Business is booming.

Borno tomato farmers count losses due to poor storage facilities

 

By Awyetu Asabe Hope

Tomato farmers in Borno State are counting heavy losses as tonnes of fresh produce rot across farms and markets, barely days after harvest, due to poor storage facilities, high transportation costs and the absence of processing industries.

Findings show that dry-season farmers around Alau Dam, Maiduguri and Jere have lost up to 50 percent or more of their harvest, with many saying five months of intensive labour were wiped out within 48 hours.

From irrigation fields to major markets, baskets of tomatoes harvested during the dry season are left to decay, triggering distress among farmers, many of whom relied on loans to finance production.

The farmers blame the losses on lack of cold chain infrastructure, poor road networks, market glut and the highly perishable nature of tomatoes, which have a shelf life of just two to three weeks.

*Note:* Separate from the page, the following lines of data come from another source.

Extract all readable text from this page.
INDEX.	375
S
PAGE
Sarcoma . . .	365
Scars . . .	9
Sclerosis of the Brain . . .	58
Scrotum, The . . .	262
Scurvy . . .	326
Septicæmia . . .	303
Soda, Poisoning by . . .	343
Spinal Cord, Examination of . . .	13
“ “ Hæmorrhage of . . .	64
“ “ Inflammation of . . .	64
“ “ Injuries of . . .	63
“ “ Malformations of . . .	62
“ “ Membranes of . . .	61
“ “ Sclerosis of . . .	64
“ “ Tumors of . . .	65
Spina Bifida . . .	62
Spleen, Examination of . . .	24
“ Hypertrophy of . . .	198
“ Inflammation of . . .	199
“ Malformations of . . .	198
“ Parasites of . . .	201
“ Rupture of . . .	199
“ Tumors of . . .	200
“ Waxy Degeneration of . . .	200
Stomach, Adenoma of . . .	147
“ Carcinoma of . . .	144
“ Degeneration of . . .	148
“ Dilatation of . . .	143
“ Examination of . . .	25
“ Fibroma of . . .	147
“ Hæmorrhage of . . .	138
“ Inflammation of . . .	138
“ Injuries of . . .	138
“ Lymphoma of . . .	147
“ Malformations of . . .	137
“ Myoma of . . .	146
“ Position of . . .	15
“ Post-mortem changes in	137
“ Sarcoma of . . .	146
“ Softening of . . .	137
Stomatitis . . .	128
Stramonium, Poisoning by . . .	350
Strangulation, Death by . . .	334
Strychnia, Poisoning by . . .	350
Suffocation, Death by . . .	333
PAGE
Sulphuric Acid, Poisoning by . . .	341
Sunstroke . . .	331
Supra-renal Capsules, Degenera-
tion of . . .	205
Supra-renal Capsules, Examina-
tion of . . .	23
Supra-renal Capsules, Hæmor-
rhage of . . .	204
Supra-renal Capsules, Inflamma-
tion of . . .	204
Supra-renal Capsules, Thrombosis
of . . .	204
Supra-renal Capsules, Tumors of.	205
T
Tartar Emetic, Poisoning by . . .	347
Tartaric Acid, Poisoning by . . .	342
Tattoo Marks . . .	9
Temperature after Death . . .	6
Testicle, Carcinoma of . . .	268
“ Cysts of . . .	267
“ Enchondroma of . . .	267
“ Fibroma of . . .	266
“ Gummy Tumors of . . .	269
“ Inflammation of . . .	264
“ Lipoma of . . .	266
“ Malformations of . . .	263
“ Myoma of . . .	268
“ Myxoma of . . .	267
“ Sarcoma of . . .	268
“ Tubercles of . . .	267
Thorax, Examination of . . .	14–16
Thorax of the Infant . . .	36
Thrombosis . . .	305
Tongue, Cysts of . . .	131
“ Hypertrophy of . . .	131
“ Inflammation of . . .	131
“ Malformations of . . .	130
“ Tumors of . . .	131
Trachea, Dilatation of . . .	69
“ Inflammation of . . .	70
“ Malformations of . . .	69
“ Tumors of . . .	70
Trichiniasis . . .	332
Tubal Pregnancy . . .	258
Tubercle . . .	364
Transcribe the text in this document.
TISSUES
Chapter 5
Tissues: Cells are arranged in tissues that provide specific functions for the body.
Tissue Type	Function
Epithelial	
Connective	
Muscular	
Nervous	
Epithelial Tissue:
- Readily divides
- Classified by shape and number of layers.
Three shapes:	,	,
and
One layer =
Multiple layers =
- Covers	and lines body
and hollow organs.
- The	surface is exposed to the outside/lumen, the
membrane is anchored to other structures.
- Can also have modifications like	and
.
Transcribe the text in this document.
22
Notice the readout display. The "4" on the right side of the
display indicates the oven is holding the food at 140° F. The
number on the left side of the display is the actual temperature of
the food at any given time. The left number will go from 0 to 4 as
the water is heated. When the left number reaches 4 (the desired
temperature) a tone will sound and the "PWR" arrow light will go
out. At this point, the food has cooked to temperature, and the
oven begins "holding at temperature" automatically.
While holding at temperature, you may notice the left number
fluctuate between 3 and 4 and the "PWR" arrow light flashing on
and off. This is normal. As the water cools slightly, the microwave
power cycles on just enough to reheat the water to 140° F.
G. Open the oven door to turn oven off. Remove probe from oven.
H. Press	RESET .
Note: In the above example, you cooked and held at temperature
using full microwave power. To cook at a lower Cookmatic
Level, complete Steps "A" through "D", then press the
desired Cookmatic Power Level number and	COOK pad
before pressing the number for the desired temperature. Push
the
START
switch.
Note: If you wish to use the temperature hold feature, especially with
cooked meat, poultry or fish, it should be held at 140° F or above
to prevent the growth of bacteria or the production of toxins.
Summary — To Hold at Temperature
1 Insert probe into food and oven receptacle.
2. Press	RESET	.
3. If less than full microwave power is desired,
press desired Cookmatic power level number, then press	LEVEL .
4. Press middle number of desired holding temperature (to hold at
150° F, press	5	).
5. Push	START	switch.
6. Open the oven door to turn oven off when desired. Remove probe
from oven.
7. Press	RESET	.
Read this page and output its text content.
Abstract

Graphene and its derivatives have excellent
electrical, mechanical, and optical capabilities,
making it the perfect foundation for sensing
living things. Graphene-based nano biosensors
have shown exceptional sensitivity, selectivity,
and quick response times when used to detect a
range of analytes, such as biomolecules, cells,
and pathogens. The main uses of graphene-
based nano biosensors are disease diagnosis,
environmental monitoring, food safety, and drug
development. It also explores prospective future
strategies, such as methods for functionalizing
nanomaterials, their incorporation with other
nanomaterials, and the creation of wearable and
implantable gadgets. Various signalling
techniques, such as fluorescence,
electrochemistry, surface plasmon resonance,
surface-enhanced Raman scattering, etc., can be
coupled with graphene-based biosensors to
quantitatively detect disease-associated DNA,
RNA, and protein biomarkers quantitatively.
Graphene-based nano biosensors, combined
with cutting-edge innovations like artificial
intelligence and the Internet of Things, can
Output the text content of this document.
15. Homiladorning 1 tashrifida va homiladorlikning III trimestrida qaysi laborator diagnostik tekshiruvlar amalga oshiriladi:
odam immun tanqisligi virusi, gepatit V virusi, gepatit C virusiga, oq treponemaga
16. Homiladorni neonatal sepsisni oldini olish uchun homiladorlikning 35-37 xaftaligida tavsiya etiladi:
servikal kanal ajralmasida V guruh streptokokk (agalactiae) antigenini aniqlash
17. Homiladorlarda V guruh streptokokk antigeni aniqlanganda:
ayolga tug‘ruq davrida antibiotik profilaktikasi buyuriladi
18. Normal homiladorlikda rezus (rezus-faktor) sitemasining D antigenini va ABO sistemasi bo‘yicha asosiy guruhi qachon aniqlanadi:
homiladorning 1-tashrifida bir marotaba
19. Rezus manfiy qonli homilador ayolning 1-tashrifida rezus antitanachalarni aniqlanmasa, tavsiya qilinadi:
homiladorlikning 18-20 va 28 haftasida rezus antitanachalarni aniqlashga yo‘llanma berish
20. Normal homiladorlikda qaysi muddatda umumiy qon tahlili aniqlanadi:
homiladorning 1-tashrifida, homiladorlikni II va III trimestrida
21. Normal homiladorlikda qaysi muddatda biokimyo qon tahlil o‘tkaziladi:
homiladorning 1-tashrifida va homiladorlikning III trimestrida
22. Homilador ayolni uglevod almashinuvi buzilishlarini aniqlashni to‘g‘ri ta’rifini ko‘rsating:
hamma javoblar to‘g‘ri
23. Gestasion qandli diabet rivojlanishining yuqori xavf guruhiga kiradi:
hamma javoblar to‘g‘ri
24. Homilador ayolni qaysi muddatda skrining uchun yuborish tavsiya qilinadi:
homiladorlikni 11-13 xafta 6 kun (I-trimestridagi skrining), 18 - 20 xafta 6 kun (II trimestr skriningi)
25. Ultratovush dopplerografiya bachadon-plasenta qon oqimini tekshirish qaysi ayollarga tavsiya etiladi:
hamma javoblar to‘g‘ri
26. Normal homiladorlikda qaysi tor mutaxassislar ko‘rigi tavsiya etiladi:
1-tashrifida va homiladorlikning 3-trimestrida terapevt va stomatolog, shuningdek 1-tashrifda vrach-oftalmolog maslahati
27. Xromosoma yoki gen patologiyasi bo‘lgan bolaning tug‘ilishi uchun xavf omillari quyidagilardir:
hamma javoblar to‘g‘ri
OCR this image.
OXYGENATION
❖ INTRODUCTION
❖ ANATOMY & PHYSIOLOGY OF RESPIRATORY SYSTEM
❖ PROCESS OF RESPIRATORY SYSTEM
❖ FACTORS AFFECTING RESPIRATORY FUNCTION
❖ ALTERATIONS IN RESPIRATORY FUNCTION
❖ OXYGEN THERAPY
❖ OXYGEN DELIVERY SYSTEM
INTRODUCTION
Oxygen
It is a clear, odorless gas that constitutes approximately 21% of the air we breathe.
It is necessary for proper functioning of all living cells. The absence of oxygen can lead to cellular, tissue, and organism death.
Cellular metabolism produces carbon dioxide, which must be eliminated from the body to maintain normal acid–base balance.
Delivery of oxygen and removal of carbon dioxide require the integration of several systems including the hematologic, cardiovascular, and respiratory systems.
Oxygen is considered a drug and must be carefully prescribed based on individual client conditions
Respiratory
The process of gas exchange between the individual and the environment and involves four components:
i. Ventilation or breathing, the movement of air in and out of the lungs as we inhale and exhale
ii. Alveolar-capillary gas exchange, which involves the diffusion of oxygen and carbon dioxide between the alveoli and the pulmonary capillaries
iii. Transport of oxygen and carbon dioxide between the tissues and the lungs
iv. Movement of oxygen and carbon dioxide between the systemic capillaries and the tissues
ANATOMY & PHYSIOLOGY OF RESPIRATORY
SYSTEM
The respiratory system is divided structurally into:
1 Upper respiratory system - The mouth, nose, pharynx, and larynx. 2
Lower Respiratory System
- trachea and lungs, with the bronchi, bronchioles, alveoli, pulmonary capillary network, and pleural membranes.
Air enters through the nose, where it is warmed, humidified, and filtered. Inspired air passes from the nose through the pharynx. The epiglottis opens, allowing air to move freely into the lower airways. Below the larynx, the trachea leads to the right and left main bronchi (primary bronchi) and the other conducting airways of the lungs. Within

Pest infestations, particularly Tuta absoluta, have further compounded the problem.

A farmer in Alau said transportation costs alone have made it impossible to move produce to distant markets before spoilage sets in.

“After spending months on irrigation, fertiliser and labour, we harvest in abundance but cannot sell. In less than two days, everything is destroyed,” he said.

Within Maiduguri metropolis, tomato growers said the problem is not transportation but lack of buyers and price crashes caused by oversupply. According to them, markets are flooded with tomatoes from surrounding communities, forcing prices to drop sharply.

“We bring our tomatoes to the market, but there are no buyers or any minimum support price. What we can’t sell ends up rotting,” another farmer said.

The situation has become a recurring challenge for vegetable farmers in the state, who say the absence of proper storage and preservation facilities continues to turn bumper harvests into losses.

Farmers are now calling on the federal and state governments to establish tomato processing and preservation industries in Borno to absorb excess produce, stabilise prices and reduce post-harvest losses.

They argue that processing plants would not only save their harvests but also create jobs and strengthen food security in the region.

Observations across affected farming communities show that the crisis has left many farmers financially distressed, with some struggling to repay loans taken to support dry-season farming.

Efforts to get a response from relevant government officials were unsuccessful as of the time of filing this report.